By Tom Driscoll, Director of NFU Foundation and Conservation Policy
In NFU’s Climate Column, we’ve discussed a number of practices, including cover crops and no-till, that can build soil fertility with fewer inputs, thus saving producers money. Conservation planning with the U.S. Department of Agriculture’s (USDA) Natural Resources Conservation Service (NRCS) can be an important first step toward implementing such practices, but other programs offer additional assistance. The Environmental Quality Incentives Program (EQIP) is one such program. Five percent of the funds are specifically designated for beginning producers, and the program also has special initiatives for organic producers and to encourage the use of high tunnels.
Through EQIP, NRCS contracts with participants to install physical features or to execute management practices with conservation benefits, providing financial and technical assistance for the participant’s efforts. Producers do not choose practices on their own; instead, they identify resource concerns, and then they work with NRCS to select the measures to most effectively address those concerns on their property. Most EQIP contracts run two or three years, and are limited to ten years. NRCS can contribute up to 75 percent of the cost of certain practices, or up to 90 percent for beginning, limited-resource, socially disadvantaged, or veteran producers. Further, producers in these groups can also receive up to 50 percent of the cost in advance, while other producers have to wait for reimbursement.
Applications for EQIP are ranked against one another using standards set by NRCS nationally and in each state.
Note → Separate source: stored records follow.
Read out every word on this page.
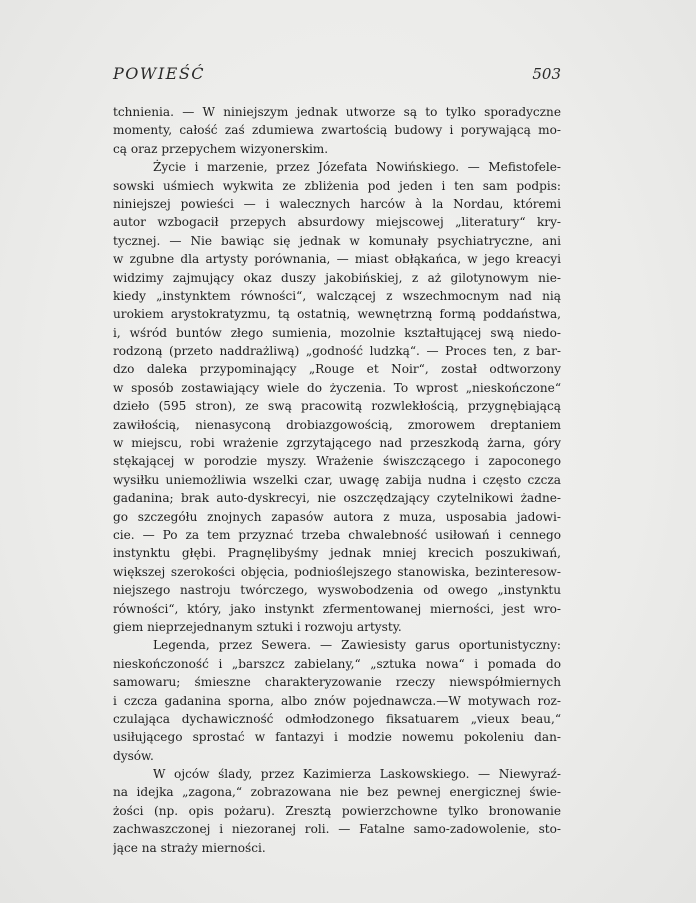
POWIEŚĆ	503
tchnienia. — W niniejszym jednak utworze są to tylko sporadyczne
momenty, całość zaś zdumiewa zwartością budowy i porywającą mo-
cą oraz przepychem wizyonerskim.
Życie i marzenie, przez Józefata Nowińskiego. — Mefistofele-
sowski uśmiech wykwita ze zbliżenia pod jeden i ten sam podpis:
niniejszej powieści — i walecznych harców à la Nordau, któremi
autor wzbogacił przepych absurdowy miejscowej „literatury“ kry-
tycznej. — Nie bawiąc się jednak w komunały psychiatryczne, ani
w zgubne dla artysty porównania, — miast obłąkańca, w jego kreacyi
widzimy zajmujący okaz duszy jakobińskiej, z aż gilotynowym nie-
kiedy „instynktem równości“, walczącej z wszechmocnym nad nią
urokiem arystokratyzmu, tą ostatnią, wewnętrzną formą poddaństwa,
i, wśród buntów złego sumienia, mozolnie kształtującej swą niedo-
rodzoną (przeto naddrażliwą) „godność ludzką“. — Proces ten, z bar-
dzo daleka przypominający „Rouge et Noir“, został odtworzony
w sposób zostawiający wiele do życzenia. To wprost „nieskończone“
dzieło (595 stron), ze swą pracowitą rozwlekłością, przygnębiającą
zawiłością, nienasyconą drobiazgowością, zmorowem dreptaniem
w miejscu, robi wrażenie zgrzytającego nad przeszkodą żarna, góry
stękającej w porodzie myszy. Wrażenie świszczącego i zapoconego
wysiłku uniemożliwia wszelki czar, uwagę zabija nudna i często czcza
gadanina; brak auto-dyskrecyi, nie oszczędzający czytelnikowi żadne-
go szczegółu znojnych zapasów autora z muza, usposabia jadowi-
cie. — Po za tem przyznać trzeba chwalebność usiłowań i cennego
instynktu głębi. Pragnęlibyśmy jednak mniej krecich poszukiwań,
większej szerokości objęcia, podnioślejszego stanowiska, bezinteresow-
niejszego nastroju twórczego, wyswobodzenia od owego „instynktu
równości“, który, jako instynkt zfermentowanej mierności, jest wro-
giem nieprzejednanym sztuki i rozwoju artysty.
Legenda, przez Sewera. — Zawiesisty garus oportunistyczny:
nieskończoność i „barszcz zabielany,“ „sztuka nowa“ i pomada do
samowaru; śmieszne charakteryzowanie rzeczy niewspółmiernych
i czcza gadanina sporna, albo znów pojednawcza.—W motywach roz-
czulająca dychawiczność odmłodzonego fiksatuarem „vieux beau,“
usiłującego sprostać w fantazyi i modzie nowemu pokoleniu dan-
dysów.
W ojców ślady, przez Kazimierza Laskowskiego. — Niewyraź-
na idejka „zagona,“ zobrazowana nie bez pewnej energicznej świe-
żości (np. opis pożaru). Zresztą powierzchowne tylko bronowanie
zachwaszczonej i niezoranej roli. — Fatalne samo-zadowolenie, sto-
jące na straży mierności.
Applicants who rank high enough to participate will need to develop a conservation plan with NRCS. Participating producers will also need a DUNS Number and completed System for Award Management (SAM) registration before financial assistance can be distributed. Applications are accepted on a rolling basis, but individual states set deadlines for application periods. Find out more about the program here, or visit your local NRCS office.
Have you considered participating in EQIP? What resource concerns would you address on your operation?